As a public service, we have devised a simple test to help choose which hand is more convincing. Start each of these sentences with the words “I believe” and hold up a finger on your right or left hand, depending on which statement rings true.
SUPPLY OF THINGS
… the sharp shutdown and recovery of world demand has interrupted supply lines, but this is mostly temporary and we won’t be talking about it much by the end of the year. (Hold up a left-hand finger)
… the benefits of globalization have largely passed, and that politics and pandemics will force companies to build-out more expensive supply chains closer to home, triggering persistent pressures for higher prices. (Hold up a right-hand finger)
SUPPLY OF COMMODITIES
… commodity prices will cool as OPEC sorts out its politics and supply responds to demand. Some corporate profits may suffer, but not for long. (Left)
… the green agenda makes it effectively impossible to build a new steel mill or copper mine even as demand soars for infrastructure and electric vehicles, which require five times the copper of vehicles with internal combustion engines. Higher input costs will hurt profits even as the Fed is forced to tighten aggressively to end the party. (Right)
SUPPLY OF PEOPLE
… government paychecks and lingering COVID concerns have created a temporary shortage of waiters and cooks, but that will sort itself out by fall.
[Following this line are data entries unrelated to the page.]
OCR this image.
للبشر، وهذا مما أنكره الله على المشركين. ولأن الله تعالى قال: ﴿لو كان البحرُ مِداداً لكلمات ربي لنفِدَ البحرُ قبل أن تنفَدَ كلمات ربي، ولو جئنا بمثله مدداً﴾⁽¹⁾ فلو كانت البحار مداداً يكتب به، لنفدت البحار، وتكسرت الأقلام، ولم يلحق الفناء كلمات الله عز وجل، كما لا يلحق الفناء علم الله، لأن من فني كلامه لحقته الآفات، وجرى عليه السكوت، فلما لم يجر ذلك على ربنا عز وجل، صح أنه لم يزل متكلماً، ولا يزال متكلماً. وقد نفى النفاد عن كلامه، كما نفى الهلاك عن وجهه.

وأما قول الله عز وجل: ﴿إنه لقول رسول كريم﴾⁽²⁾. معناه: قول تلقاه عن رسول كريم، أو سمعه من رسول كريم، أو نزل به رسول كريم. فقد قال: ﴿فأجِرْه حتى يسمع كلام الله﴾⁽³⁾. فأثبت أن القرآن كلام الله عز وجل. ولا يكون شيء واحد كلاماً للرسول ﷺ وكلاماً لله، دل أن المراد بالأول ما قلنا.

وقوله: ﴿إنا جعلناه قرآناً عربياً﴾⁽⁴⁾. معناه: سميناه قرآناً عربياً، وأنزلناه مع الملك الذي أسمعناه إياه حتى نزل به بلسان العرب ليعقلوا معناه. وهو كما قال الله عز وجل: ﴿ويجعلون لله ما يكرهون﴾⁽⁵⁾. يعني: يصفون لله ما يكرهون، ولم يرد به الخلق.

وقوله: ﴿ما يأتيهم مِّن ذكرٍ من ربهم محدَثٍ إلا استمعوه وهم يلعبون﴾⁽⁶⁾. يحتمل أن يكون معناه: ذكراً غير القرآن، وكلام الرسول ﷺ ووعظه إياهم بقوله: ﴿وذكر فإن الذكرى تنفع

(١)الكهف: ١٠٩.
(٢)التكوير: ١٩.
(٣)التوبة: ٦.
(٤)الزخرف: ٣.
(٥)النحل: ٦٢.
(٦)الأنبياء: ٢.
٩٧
Meanwhile, an ample global labor supply and technology that continues to take on the tasks of humans at work will keep wages in check. (Left)
… the pandemic has permanently changed the workforce, sending baby-boomers into retirement and others to reconsider their career priorities. A lasting U.S. labor shortage and U.S.-China trade friction will trigger a new paradigm of rising wages and inflationary expectations. (Right)
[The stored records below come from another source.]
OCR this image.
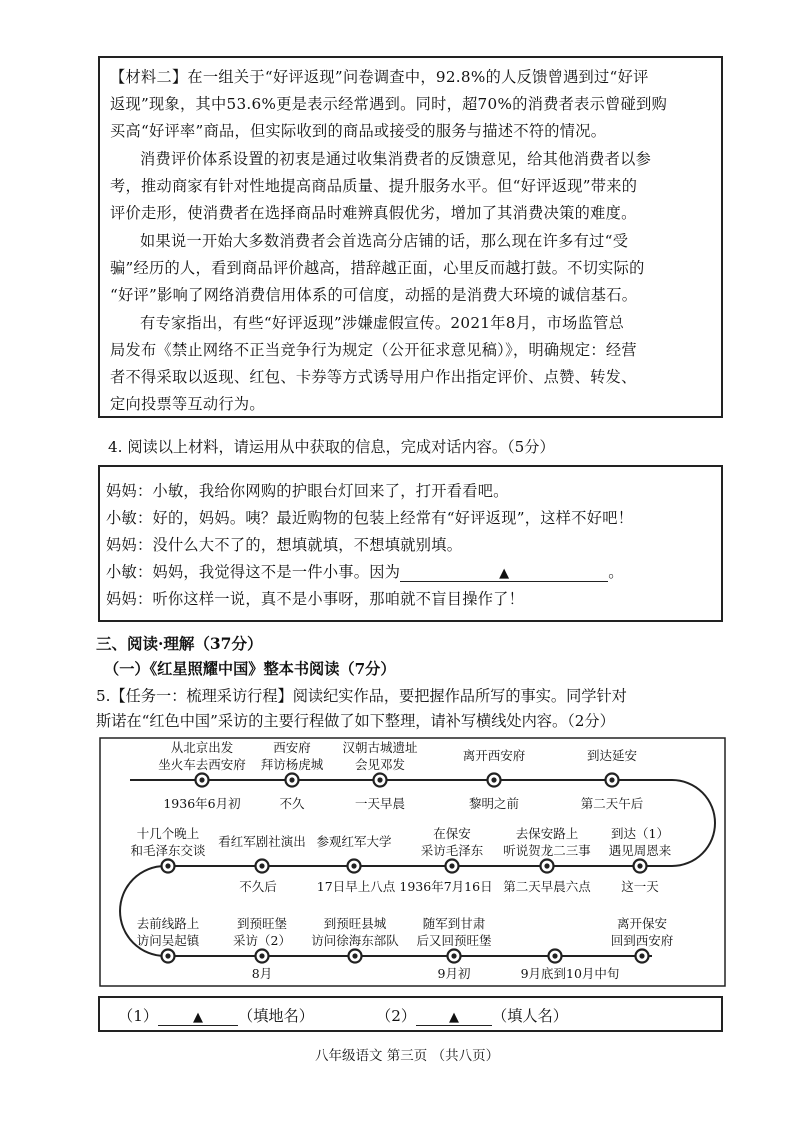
【材料二】在一组关于“好评返现”问卷调查中，92.8%的人反馈曾遇到过“好评
返现”现象，其中53.6%更是表示经常遇到。同时，超70%的消费者表示曾碰到购
买高“好评率”商品，但实际收到的商品或接受的服务与描述不符的情况。
消费评价体系设置的初衷是通过收集消费者的反馈意见，给其他消费者以参
考，推动商家有针对性地提高商品质量、提升服务水平。但“好评返现”带来的
评价走形，使消费者在选择商品时难辨真假优劣，增加了其消费决策的难度。
如果说一开始大多数消费者会首选高分店铺的话，那么现在许多有过“受
骗”经历的人，看到商品评价越高，措辞越正面，心里反而越打鼓。不切实际的
“好评”影响了网络消费信用体系的可信度，动摇的是消费大环境的诚信基石。
有专家指出，有些“好评返现”涉嫌虚假宣传。2021年8月，市场监管总
局发布《禁止网络不正当竞争行为规定（公开征求意见稿）》，明确规定：经营
者不得采取以返现、红包、卡券等方式诱导用户作出指定评价、点赞、转发、
定向投票等互动行为。
4. 阅读以上材料，请运用从中获取的信息，完成对话内容。（5分）
妈妈：小敏，我给你网购的护眼台灯回来了，打开看看吧。
小敏：好的，妈妈。咦？最近购物的包装上经常有“好评返现”，这样不好吧！
妈妈：没什么大不了的，想填就填，不想填就别填。
小敏：妈妈，我觉得这不是一件小事。因为	▲	。
妈妈：听你这样一说，真不是小事呀，那咱就不盲目操作了！
三、阅读·理解（37分）
（一）《红星照耀中国》整本书阅读（7分）
5.【任务一：梳理采访行程】阅读纪实作品，要把握作品所写的事实。同学针对
斯诺在“红色中国”采访的主要行程做了如下整理，请补写横线处内容。（2分）
从北京出发
坐火车去西安府
西安府
拜访杨虎城
汉朝古城遗址
会见邓发
离开西安府	到达延安
十几个晚上
和毛泽东交谈
看红军剧社演出 参观红军大学
在保安
采访毛泽东
去保安路上
听说贺龙二三事
到达（1）
遇见周恩来
去前线路上
访问吴起镇
到预旺堡
采访（2）
到预旺县城
访问徐海东部队
随军到甘肃
后又回预旺堡
离开保安
回到西安府
1936年6月初	不久	一天早晨	黎明之前	第二天午后
不久后	17日早上八点 1936年7月16日 第二天早晨六点 这一天
8月	9月初	9月底到10月中旬
（1）	▲ （填地名）	（2）	▲ （填人名）
八年级语文 第三页 （共八页）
… the reopening is only beginning and much “revenge consumption” still lies ahead, especially given ample household savings. Meanwhile, generous fiscal and monetary policy looks like it is encouraging a new corporate capex cycle while banks have just started to lend again. (Left)
… new COVID variants and possible disappointments in the scope of infrastructure spending in America or Europe will end the cycle sooner than you think. (Right)
… populist politics, possibly boosted by the agony of COVID, have now enshrined new and more generous models for both monetary and fiscal policy. Governments that can’t say “no” will usher in a world of vastly greater spending, debt, and inflation. (Left)
… the same forces that have delivered four decades of falling inflation and slower growth remain unaffected by the pandemic. Globalization and technology will continue to undercut wages and demand, while aging populations and developing countries will keep picking saving over spending. (Right)
We won’t score for technical factors or sentiment, because they tend to be transient—and we have run out of fingers.
If you see more right-handed fingers than left, then you are comfortable with the recent move in bonds and likely believe stocks are long-since overdue for a major correction. You will also be somewhat depressing company at cocktail parties should they return this fall, but you have probably come to terms with that.
I am mainly with those of you showing more left-hand fingers, even if the recent fall in rates has forced a fresh reconsideration of the data. Growth is slowing but should remain very strong over the next 12–18 months. Inflation is mostly short term, and the world’s central banks have every interest in overshooting their price targets. We still have a wave of consumer spending, corporate capex, and bank re-leveraging ahead. This should favor equities, Emerging Markets, and private assets.
My one “right-hand” finger is for the last question around the world beyond next year. The deflationary forces of the last decades remain very powerful and undisturbed by the pandemic shock, unless of course cheap money and government largesse somehow trigger a new wave of inflationary expectations that become self-fulfilling.
For now, I am firmly a southpaw, but my other hand is standing by if the data and politics start to shift.